Die Marienschule in Offenbach ist eine staatlich anerkannte, schulformbezogene katholische Gesamtschule für Mädchen mit gymnasialer Oberstufe. Schulformbezogen heißt, dass verschiedene Schulzweige: Förderstufe, Gymnasium, gymnasiale Oberstufe, Realschule und Berufsfachschule unter einem Dach vereinigt, parallel nebeneinander laufen, aber vielfach gegenseitig durchlässig geführt werden.

Schulträger ist die Diözese Mainz.

Die Marienschule will die Schülerinnen befähigen, ein Leben aus dem Glauben zu führen und die Welt aus christlicher Verantwortung mitzugestalten. Sie vermittelt Wissen und fachliches Können, das dem jeweiligen Stand wissenschaftlicher Erkenntnis entspricht, und ermöglicht zugleich den Zugang zur Wert- und Sinnfrage, die in der religiösen Dimension der Wirklichkeit gründet.

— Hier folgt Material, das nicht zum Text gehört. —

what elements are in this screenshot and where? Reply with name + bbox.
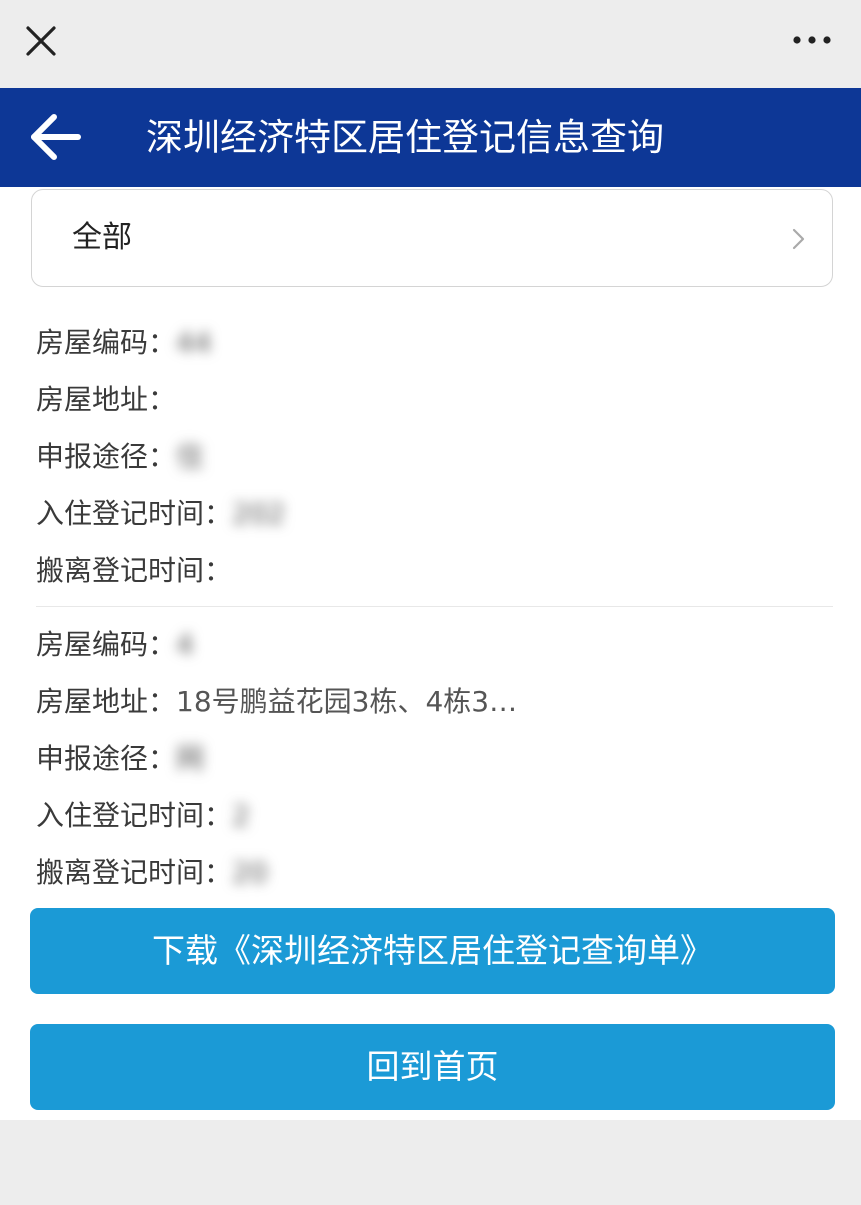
checkout-value: 20: [232, 856, 268, 889]
record-divider: [36, 606, 833, 607]
address-row: 房屋地址：: [36, 371, 836, 428]
channel-value: 住: [176, 440, 205, 473]
address-row: 房屋地址：18号鹏益花园3栋、4栋3…: [36, 673, 836, 730]
chevron-right-icon: [792, 228, 805, 250]
record-item: 房屋编码：44 房屋地址： 申报途径：住 入住登记时间：202 搬离登记时间：: [36, 314, 836, 599]
house-code-value: 4: [176, 628, 194, 661]
checkin-value: 202: [232, 497, 286, 530]
house-code-row: 房屋编码：44: [36, 314, 836, 371]
checkin-row: 入住登记时间：2: [36, 787, 836, 844]
address-label: 房屋地址：: [36, 383, 177, 416]
address-value: 18号鹏益花园3栋、4栋3…: [176, 685, 518, 718]
checkout-row: 搬离登记时间：: [36, 542, 836, 599]
channel-label: 申报途径：: [36, 742, 177, 775]
address-label: 房屋地址：: [36, 685, 177, 718]
checkout-label: 搬离登记时间：: [36, 856, 233, 889]
browser-top-bar: [0, 0, 861, 88]
filter-select[interactable]: 全部: [31, 189, 833, 287]
back-arrow-icon[interactable]: [26, 111, 84, 163]
filter-label: 全部: [72, 220, 132, 255]
main-content: 全部 房屋编码：44 房屋地址： 申报途径：住 入住登记时间：202 搬离登记时…: [0, 187, 861, 1120]
app-header: 深圳经济特区居住登记信息查询: [0, 88, 861, 187]
house-code-label: 房屋编码：: [36, 628, 177, 661]
close-icon[interactable]: [18, 18, 64, 64]
house-code-row: 房屋编码：4: [36, 616, 836, 673]
house-code-label: 房屋编码：: [36, 326, 177, 359]
checkin-row: 入住登记时间：202: [36, 485, 836, 542]
record-item: 房屋编码：4 房屋地址：18号鹏益花园3栋、4栋3… 申报途径：网 入住登记时间…: [36, 616, 836, 901]
channel-row: 申报途径：网: [36, 730, 836, 787]
channel-value: 网: [176, 742, 205, 775]
checkin-label: 入住登记时间：: [36, 497, 233, 530]
checkin-value: 2: [232, 799, 250, 832]
checkin-label: 入住登记时间：: [36, 799, 233, 832]
more-dots-icon[interactable]: [787, 20, 837, 60]
checkout-row: 搬离登记时间：20: [36, 844, 836, 901]
page-title: 深圳经济特区居住登记信息查询: [146, 116, 664, 159]
home-button[interactable]: 回到首页: [30, 1024, 835, 1110]
download-query-form-button[interactable]: 下载《深圳经济特区居住登记查询单》: [30, 908, 835, 994]
channel-label: 申报途径：: [36, 440, 177, 473]
channel-row: 申报途径：住: [36, 428, 836, 485]
checkout-label: 搬离登记时间：: [36, 554, 233, 587]
house-code-value: 44: [176, 326, 212, 359]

Die Marienschule unterscheidet sich in ihrem Erziehungs- und Bildungsauftrag von einem nur funktionalistischen und ökonomisierten Bildungsverständnis. Sie will den Menschen stärken und die Schülerinnen zu selbstbewussten und verantwortungsvollen Persönlichkeiten reifen lassen.

Die Marienschule strebt eine ganzheitliche Bildung an, die nicht nur die rationalen, sondern auch die emotionalen und kreativen Fähigkeiten der Schülerinnen entwickelt. „Ganzheit“ bedeutet aber auch, dass die Schülerinnen als Individuen auch auf Gemeinschaft hin ausgerichtet sind. Verantwortungsvolles pädagogisches Handeln hat zum Ziel, die Persönlichkeitsbildung der Schülerinnen gemeinschafts- und gottbezogen zu fördern.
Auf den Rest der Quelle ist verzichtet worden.